Agents need to know what a tool does to the world before calling it. Descriptions should go beyond structured annotations to explain consequences.

Conciseness3/5

Is the description appropriately sized, front-loaded, and free of redundancy?

The description is comprehensive but overly verbose (over 800 words). While well-structured with clear sections (purpose, usage, features, parameters, valid types, return info, guidelines), it includes redundant information (e.g., listing entity/relation types could be more concise) and could be more front-loaded. Some sentences don't earn their place in a tool description context, making it less efficient than ideal.

Shorter descriptions cost fewer tokens and are easier for agents to parse. Every sentence should earn its place.

Completeness5/5

Given the tool's complexity, does the description cover enough for an agent to succeed on first attempt?

Given the tool's complexity (knowledge graph construction with multiple operation types), no annotations, and no output schema, the description provides exceptional completeness. It covers purpose, usage scenarios, behavioral details, parameter semantics, valid values, return formats, error handling, and extensive implementation guidelines. This fully compensates for the lack of structured metadata and provides everything needed for effective tool use.
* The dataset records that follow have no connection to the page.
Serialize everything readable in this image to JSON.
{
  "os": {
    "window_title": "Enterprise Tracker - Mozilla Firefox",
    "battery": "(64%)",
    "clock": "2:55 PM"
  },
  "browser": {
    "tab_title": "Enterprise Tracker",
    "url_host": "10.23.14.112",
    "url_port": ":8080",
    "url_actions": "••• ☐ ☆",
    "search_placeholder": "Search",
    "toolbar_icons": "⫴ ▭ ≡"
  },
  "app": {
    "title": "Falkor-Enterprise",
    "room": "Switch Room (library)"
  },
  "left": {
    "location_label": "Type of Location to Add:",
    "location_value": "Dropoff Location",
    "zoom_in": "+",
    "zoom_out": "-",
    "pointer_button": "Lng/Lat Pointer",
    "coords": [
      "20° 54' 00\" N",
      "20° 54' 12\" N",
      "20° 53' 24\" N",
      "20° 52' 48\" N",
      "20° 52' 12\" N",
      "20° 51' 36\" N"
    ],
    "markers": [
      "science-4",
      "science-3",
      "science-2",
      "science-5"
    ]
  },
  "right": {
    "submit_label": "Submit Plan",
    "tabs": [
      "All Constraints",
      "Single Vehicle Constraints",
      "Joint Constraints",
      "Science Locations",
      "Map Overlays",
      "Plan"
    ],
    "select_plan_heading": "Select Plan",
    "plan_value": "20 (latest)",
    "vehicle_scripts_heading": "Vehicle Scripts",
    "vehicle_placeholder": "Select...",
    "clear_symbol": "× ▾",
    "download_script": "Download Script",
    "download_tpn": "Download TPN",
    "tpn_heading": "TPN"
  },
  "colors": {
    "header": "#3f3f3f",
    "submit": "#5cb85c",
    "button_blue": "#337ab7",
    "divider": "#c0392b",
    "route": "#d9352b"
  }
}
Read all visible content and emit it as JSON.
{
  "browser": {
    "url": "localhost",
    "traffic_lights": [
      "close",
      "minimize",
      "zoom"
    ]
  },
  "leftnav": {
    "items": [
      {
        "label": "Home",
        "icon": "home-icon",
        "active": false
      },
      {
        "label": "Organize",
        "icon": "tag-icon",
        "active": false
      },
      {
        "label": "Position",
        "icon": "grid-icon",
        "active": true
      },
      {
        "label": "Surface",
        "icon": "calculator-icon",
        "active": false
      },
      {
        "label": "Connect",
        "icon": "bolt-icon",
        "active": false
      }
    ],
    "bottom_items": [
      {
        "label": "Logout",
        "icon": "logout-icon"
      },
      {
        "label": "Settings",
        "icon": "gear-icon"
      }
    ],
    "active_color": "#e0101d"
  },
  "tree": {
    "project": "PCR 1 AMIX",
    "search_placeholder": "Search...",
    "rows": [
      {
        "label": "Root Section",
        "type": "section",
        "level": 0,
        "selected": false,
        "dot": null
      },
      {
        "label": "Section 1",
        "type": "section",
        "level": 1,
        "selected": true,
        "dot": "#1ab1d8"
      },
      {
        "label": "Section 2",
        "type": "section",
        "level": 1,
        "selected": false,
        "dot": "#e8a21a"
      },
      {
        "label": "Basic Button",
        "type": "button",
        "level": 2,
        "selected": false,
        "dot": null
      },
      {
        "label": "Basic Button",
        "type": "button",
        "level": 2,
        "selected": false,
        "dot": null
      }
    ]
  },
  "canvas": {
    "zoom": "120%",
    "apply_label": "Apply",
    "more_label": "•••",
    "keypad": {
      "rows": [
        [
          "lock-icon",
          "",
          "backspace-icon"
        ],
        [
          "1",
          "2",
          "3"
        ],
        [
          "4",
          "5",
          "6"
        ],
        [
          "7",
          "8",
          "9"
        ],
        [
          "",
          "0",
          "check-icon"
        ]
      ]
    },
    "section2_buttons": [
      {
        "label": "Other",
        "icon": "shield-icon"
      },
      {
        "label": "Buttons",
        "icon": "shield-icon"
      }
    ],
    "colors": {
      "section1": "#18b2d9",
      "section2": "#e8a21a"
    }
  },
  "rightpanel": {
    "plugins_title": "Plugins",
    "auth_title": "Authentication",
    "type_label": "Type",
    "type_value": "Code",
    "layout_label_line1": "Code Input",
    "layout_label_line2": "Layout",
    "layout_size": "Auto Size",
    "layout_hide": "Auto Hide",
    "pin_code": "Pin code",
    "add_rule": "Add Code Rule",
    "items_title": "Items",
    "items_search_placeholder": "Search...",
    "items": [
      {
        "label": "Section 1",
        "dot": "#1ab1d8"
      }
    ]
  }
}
Complex tools with many parameters or behaviors need more documentation. Simple tools need less. This dimension scales expectations accordingly.

Parameters5/5

Does the description clarify parameter syntax, constraints, interactions, or defaults beyond what the schema provides?

Despite 100% schema description coverage, the description adds substantial semantic value through a dedicated 'Parameters explained' section. It explains how the 'type' parameter determines interpretation of 'data', provides detailed structural examples for each type (entities, relations, observations), lists all valid entity types (16 types) and relation types (25 types), and clarifies status/priority values. This transforms the schema's basic definitions into practical, domain-specific guidance.

Input schemas describe structure but not intent. Descriptions should explain non-obvious parameter relationships and valid value ranges.

Purpose5/5

Does the description clearly state what the tool does and how it differs from similar tools?

The description clearly states the tool's purpose as 'constructing and enhancing the quantitative research knowledge graph by adding new research elements, relationships, and observations.' It specifies the exact operations (creating entities, relations, observations) and distinguishes this from sibling tools like 'deletecontext' and 'loadcontext' by focusing on creation rather than deletion or loading.

Agents choose between tools based on descriptions. A clear purpose with a specific verb and resource helps agents select the right tool.

Usage Guidelines5/5

Does the description explain when to use this tool, when not to, or what alternatives exist?

The description includes an explicit 'When to use this tool' section with 12 specific scenarios (e.g., 'Creating new research entities,' 'Establishing relationships between research elements'), and a detailed 'You should' section with 15 actionable guidelines (e.g., 'Begin by creating projects and datasets before more specific research elements,' 'Use consistent naming conventions'). This provides comprehensive guidance on when and how to use the tool effectively.

Agents often have multiple tools that could apply. Explicit usage guidance like "use X instead of Y when Z" prevents misuse.